The deeper issue is that the constructor conflates two unrelated validations:
# table-independent structural checks ({{DISTINCT}} / {{WITHIN DISTINCT}} are 
never supported by the enumerable aggregate regardless of any table), which 
legitimately belong to the node.
# implementor availability against a specific registry, which is a planning 
decision and depends on which table is in play.

Only the second is the defect: hard-coding {{RexImpTable.INSTANCE}} for it 
bakes in "the built-in table is the only table"; the closed-world assumption 
CALCITE-7631 removed for scalars. (The sibling {{EnumerableSortedAggregate}} 
performs no such check in its constructor.)

h2. Proposed change

Resolve aggregate implementors through the composable table, defaulting to the 
built-ins:

* Add {{RexImplementorTables.of(RelOptCluster)}}, which returns the 
{{RexImplementorTable}} registered on the planner {{Context}}, or 
{{RexImpTable.instance()}} when none is registered -- the single place the 
default is named.
* Move the implementor-availability check out of the {{EnumerableAggregate}} 
constructor into {{EnumerableAggregateRule.convert}}, where the planner (hence 
the injected table) is available. The rule declines (returns {{null}}) when the 
active table has no implementor, so the planner can try another convention. The 
constructor keeps only the table-independent structural checks.
* Thread the resolved table into aggregate code generation: {{AggImpState}} 
takes a {{RexImplementorTable}}, supplied by its callers 
({{EnumerableAggregate}}, {{EnumerableSortedAggregate}}, {{EnumerableWindow}} 
and the interpreter's {{AggregateNode}}) from 
{{RexImplementorTables.of(getCluster())}}.
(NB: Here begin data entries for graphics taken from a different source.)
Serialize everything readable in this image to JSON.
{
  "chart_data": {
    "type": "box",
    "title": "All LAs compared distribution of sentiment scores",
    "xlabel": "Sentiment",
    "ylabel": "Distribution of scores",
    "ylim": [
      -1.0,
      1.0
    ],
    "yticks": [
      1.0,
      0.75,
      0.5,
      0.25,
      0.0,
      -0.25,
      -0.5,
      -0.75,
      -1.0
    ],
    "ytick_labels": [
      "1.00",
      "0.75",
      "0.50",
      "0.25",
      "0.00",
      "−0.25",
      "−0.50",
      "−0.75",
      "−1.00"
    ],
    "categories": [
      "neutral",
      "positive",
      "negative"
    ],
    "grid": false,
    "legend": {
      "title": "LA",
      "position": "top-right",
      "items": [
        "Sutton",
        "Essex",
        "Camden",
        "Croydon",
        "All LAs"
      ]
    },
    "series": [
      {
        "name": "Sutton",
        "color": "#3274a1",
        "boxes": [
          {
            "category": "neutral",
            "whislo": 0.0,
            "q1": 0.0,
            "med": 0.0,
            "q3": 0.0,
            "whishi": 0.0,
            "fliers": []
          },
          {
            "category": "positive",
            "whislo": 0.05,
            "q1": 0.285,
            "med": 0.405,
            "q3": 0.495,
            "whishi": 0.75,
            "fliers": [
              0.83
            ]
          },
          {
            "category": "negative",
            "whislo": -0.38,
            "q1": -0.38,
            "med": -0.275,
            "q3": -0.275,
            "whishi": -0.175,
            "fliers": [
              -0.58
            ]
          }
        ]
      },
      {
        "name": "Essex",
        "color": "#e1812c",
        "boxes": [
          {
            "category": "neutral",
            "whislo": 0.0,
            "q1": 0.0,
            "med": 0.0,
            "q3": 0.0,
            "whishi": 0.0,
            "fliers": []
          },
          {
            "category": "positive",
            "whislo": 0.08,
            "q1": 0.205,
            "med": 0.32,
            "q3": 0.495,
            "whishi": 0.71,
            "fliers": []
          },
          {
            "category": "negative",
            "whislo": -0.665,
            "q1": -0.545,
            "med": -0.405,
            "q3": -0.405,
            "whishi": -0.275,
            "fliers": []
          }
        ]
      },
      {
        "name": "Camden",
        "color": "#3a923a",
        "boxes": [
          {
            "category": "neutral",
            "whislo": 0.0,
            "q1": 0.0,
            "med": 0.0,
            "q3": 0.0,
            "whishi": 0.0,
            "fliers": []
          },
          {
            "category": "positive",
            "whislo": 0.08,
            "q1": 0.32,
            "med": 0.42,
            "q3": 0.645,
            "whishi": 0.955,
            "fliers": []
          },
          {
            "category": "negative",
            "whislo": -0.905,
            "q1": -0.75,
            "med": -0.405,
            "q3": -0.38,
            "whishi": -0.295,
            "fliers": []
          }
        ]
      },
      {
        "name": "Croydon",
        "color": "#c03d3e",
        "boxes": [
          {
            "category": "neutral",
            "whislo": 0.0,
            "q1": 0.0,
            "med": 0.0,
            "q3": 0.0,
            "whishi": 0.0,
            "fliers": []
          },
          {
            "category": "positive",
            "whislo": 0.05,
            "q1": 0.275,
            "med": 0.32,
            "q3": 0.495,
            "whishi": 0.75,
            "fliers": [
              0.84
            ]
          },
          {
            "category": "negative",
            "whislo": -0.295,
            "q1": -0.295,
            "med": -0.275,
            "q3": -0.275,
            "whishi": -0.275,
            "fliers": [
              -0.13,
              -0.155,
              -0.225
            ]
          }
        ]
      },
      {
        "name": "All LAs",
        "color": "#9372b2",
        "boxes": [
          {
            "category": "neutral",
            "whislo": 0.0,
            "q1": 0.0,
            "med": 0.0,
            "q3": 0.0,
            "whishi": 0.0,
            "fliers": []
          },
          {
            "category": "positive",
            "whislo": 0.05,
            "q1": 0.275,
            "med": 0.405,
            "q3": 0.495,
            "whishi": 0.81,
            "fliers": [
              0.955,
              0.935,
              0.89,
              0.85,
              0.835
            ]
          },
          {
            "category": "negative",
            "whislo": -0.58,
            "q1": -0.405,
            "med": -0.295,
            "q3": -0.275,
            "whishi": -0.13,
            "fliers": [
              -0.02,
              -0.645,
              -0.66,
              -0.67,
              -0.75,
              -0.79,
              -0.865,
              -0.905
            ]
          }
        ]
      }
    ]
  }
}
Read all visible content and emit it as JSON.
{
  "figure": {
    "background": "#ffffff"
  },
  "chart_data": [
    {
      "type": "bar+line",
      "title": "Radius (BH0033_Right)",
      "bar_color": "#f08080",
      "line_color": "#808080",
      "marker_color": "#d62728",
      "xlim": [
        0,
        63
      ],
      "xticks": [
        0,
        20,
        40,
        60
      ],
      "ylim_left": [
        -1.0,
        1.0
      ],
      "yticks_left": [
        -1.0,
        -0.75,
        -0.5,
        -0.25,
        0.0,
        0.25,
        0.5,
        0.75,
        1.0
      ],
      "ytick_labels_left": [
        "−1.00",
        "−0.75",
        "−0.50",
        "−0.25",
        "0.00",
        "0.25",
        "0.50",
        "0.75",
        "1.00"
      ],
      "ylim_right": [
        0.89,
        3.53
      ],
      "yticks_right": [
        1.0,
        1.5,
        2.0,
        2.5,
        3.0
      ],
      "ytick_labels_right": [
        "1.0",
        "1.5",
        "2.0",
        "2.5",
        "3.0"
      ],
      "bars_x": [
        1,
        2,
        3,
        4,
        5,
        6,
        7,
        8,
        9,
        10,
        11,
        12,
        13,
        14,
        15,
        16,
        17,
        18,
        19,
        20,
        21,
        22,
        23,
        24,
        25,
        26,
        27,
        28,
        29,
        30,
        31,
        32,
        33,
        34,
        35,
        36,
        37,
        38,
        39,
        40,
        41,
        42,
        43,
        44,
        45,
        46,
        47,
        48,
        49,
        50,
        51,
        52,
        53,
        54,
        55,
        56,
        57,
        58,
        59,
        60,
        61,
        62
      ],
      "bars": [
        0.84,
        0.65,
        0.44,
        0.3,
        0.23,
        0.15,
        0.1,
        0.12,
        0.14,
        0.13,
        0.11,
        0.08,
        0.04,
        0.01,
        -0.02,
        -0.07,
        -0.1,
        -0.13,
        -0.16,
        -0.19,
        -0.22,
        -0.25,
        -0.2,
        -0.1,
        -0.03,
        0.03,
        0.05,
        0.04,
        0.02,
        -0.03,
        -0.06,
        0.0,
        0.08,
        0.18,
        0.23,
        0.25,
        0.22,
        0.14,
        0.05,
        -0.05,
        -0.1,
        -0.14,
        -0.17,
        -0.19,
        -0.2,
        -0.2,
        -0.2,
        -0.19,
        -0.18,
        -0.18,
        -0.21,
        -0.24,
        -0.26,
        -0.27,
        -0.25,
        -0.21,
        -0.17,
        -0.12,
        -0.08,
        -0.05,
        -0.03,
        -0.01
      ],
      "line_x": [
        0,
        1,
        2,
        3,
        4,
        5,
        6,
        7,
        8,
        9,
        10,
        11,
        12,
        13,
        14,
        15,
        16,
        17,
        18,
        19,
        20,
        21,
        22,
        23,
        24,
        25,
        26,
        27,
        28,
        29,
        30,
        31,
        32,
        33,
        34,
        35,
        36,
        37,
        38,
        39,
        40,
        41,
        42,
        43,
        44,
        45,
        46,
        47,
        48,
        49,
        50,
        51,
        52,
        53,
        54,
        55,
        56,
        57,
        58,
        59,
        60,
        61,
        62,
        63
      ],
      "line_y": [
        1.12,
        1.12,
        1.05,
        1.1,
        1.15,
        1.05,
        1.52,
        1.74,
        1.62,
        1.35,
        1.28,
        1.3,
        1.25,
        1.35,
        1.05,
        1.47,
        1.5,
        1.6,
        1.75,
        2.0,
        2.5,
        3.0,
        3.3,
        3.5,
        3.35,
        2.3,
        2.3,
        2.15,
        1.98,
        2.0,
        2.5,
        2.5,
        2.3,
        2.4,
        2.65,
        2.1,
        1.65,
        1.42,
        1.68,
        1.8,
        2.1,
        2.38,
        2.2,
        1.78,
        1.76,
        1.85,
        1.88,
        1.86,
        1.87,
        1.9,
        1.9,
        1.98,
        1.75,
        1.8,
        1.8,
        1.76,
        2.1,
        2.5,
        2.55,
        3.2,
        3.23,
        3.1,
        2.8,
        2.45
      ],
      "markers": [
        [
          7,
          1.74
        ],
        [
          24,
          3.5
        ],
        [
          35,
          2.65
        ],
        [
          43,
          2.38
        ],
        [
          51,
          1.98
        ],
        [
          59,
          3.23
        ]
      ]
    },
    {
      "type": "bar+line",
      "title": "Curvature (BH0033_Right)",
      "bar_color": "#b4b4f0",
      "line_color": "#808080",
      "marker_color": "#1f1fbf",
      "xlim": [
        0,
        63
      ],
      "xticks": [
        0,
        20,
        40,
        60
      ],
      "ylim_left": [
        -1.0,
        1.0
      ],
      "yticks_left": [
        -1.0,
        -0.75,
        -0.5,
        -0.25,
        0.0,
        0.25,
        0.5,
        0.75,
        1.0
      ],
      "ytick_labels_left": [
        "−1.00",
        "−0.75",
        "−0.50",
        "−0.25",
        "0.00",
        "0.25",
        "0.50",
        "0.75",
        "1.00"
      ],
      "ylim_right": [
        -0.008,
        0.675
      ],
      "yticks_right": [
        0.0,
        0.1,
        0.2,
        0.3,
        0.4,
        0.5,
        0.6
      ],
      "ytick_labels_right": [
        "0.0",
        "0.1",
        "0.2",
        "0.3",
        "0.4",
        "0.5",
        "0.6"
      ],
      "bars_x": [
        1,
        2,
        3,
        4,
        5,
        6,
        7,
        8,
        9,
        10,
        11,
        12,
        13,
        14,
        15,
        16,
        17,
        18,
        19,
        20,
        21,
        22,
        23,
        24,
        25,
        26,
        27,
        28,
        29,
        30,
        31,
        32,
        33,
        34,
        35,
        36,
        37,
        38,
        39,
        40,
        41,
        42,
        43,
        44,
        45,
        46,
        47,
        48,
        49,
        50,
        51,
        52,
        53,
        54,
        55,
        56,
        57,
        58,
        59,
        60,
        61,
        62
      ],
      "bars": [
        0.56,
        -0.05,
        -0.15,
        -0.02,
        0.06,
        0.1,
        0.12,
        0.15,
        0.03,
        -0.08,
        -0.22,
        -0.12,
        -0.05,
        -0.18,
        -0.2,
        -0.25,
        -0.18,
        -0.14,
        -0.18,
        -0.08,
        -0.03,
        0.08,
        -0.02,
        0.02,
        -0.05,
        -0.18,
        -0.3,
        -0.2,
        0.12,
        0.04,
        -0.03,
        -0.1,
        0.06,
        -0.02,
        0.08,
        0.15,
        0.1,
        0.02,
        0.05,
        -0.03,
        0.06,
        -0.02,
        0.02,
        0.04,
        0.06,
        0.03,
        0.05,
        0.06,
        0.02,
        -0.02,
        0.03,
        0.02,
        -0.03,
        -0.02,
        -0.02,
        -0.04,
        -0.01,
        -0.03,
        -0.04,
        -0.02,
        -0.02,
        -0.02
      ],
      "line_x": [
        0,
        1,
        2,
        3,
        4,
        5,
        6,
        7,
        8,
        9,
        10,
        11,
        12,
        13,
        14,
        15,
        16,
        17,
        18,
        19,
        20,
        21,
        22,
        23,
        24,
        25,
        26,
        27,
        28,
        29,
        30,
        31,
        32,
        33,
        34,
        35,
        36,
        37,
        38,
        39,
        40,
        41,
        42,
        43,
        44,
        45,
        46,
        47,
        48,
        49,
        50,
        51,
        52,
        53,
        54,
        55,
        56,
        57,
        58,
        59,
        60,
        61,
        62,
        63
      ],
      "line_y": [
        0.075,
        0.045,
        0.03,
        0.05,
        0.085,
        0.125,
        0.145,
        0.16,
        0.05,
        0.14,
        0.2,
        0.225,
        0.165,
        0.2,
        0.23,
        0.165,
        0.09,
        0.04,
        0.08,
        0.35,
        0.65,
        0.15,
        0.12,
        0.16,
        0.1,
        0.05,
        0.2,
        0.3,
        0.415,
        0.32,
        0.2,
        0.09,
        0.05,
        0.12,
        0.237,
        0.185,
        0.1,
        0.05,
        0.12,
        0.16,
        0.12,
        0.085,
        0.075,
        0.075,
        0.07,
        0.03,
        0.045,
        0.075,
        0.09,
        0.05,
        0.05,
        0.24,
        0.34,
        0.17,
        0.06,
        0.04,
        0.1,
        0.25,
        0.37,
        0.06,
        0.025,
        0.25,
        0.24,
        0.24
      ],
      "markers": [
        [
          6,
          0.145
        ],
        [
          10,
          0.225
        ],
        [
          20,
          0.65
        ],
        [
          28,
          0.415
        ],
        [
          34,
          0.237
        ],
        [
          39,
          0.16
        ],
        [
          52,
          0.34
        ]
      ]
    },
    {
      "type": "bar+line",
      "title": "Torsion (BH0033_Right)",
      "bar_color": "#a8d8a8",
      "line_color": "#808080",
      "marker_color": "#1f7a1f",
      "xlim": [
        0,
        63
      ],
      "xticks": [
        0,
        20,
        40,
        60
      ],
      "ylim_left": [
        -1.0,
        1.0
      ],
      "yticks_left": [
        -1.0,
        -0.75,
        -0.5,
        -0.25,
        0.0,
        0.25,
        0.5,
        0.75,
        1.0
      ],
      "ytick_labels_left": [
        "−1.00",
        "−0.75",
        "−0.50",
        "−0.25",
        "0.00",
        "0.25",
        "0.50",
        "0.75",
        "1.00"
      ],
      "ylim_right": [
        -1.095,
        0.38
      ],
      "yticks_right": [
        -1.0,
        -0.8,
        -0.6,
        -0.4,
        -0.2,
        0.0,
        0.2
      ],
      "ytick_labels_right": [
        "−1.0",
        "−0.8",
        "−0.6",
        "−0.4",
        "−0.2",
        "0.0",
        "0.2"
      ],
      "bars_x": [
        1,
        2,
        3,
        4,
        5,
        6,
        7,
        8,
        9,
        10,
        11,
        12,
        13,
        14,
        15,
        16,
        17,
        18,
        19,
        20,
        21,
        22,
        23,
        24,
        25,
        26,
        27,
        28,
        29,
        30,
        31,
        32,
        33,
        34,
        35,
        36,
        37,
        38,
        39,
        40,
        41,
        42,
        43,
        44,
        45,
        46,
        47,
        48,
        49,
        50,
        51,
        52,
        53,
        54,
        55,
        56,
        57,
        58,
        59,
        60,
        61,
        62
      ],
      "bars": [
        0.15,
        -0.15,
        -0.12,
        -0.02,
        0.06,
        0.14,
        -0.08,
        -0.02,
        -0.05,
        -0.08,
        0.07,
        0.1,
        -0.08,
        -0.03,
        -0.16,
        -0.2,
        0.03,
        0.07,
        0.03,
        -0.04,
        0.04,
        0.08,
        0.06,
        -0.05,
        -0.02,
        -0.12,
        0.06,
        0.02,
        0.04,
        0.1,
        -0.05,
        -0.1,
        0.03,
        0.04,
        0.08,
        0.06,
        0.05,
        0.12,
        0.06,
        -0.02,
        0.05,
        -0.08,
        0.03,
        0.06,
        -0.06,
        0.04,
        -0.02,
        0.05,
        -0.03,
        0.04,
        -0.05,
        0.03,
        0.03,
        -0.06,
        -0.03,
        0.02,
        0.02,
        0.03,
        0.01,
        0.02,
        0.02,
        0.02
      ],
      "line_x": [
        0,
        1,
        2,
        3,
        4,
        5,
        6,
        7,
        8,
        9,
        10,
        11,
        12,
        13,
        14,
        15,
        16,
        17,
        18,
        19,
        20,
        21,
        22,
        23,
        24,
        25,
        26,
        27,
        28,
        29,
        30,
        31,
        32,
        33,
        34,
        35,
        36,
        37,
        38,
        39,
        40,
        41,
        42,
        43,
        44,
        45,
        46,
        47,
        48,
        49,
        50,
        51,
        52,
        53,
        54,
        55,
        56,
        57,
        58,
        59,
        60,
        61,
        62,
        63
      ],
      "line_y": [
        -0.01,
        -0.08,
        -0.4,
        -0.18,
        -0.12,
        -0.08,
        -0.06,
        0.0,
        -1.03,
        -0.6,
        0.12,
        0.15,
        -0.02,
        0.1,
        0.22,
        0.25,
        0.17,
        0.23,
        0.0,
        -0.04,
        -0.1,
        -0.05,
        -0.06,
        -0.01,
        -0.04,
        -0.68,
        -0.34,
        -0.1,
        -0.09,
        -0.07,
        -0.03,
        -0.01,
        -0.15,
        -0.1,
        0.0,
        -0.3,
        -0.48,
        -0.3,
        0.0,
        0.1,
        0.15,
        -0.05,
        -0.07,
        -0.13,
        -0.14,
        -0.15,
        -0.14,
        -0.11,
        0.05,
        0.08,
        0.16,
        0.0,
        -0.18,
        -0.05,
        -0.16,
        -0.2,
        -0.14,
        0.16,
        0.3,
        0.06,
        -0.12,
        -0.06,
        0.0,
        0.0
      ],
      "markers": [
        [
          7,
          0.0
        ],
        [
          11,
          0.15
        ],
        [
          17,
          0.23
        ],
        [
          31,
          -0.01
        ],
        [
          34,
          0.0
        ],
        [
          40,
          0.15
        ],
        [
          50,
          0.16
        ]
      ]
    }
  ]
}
Both the planning gate and code generation then read the same table, so "the 
rule accepted this aggregate" implies "code generation can generate it". 
{{RelOptCluster}} itself is not changed; it is only used to reach the planner 
{{Context}}.

h3. Registration

An extension supplies the table on the planner {{Context}} once, at planner 
creation:

{code:java}
FrameworkConfig config = Frameworks.newConfigBuilder()
    .operatorTable(
        SqlOperatorTables.chain(SqlStdOperatorTable.instance(),
            SqlOperatorTables.of(myAggFunction)))
    .context(
        Contexts.of(
            RexImplementorTables.chain(customTable, RexImpTable.instance())))
    // ... rules, schema ...
    .build();
{code}

The same applies to a directly built {{VolcanoPlanner(Contexts.of(...))}} and 
to the JDBC path (a {{CalcitePrepareImpl}} subclass overriding 
{{createPlanner}} to populate {{externalContext}}, wired via 
{{Driver.withPrepareFactory}}).

h3. Backward compatibility

With no registration the accessor resolves to {{RexImpTable.instance()}}, so 
existing behaviour is unchanged. The former 3-argument {{AggImpState}} 
constructor is retained (deprecated) and delegates to the built-in table.

h2. Example

{code:sql}
SELECT g, MY_CUSTOM_AGG(x) AS c
FROM (VALUES ('a', 1), ('a', 2), ('b', 3)) AS t (g, x)
GROUP BY g
{code}

where {{MY_CUSTOM_AGG}} is contributed through a {{SqlOperatorTable}} and its 
implementor through a chained {{RexImplementorTable}}. Today this fails to 
plan; after the change it plans as an {{EnumerableAggregate}} and executes, 
returning {{(a, 2), (b, 1)}}.

h2. Testing

End-to-end enumerable execution of a custom aggregate implementor, asserting 
the actual result values -- driven both through the {{Frameworks}} API (real 
SQL) and a directly built planner -- plus the negative case: an unknown 
aggregate is rejected when no custom table is registered.